Scleroproteins are an important category of proteins within the human body that adopt filamentous, elongated conformations in contrast with typical globular proteins. These include keratin, collagen, and elastin, which often serve a common mechanical function in structural support of cells and tissues. Genetic mutations alter these proteins, disrupting their functions and causing diseases. Computational characterization of these mutations has proven to be extremely valuable in identifying the intricate structure-function relationships of scleroproteins from the molecular scale up, especially if combined with multiscale experimental analysis and the synthesis of model proteins to test specific structure-function relationships.

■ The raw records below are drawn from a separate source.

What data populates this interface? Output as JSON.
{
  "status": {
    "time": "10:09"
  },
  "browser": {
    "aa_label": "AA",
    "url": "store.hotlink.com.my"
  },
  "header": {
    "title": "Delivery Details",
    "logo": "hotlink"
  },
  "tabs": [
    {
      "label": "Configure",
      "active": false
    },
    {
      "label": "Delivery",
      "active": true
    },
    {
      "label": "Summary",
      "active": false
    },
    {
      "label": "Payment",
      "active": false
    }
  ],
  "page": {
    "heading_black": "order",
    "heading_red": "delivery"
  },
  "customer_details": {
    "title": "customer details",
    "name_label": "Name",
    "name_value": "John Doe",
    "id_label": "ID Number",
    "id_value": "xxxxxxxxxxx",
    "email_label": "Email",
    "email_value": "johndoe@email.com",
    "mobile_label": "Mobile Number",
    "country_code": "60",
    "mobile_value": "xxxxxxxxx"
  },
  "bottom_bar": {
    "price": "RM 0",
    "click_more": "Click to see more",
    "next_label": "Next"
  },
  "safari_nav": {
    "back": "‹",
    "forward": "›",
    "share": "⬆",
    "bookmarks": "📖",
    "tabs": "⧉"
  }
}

In this work, we review numerous critical diseases that are related to keratin, collagen, and elastin, and through several case studies, we propose ways of extensively utilizing multiscale modeling, from atomistic to coarse-grained molecular dynamics simulations, to uncover the molecular origins for some of these diseases and to aid in the development of novel cures and therapies. As case studies, we examine the effects of the genetic disease Epidermolytic Hyperkeratosis (EHK) on the structure and aggregation of keratins 1 and 10; we propose models to understand the diseases of Osteogenesis Imperfecta (OI) and Alport syndrome (AS) that affect the mechanical and aggregation properties of collagen; and we develop atomistic molecular dynamics and elastic network models of elastin to determine the role of mutations in diseases such as Cutis Laxa and Supravalvular Aortic Stenosis on elastin's structure and molecular conformational motions and implications for assembly.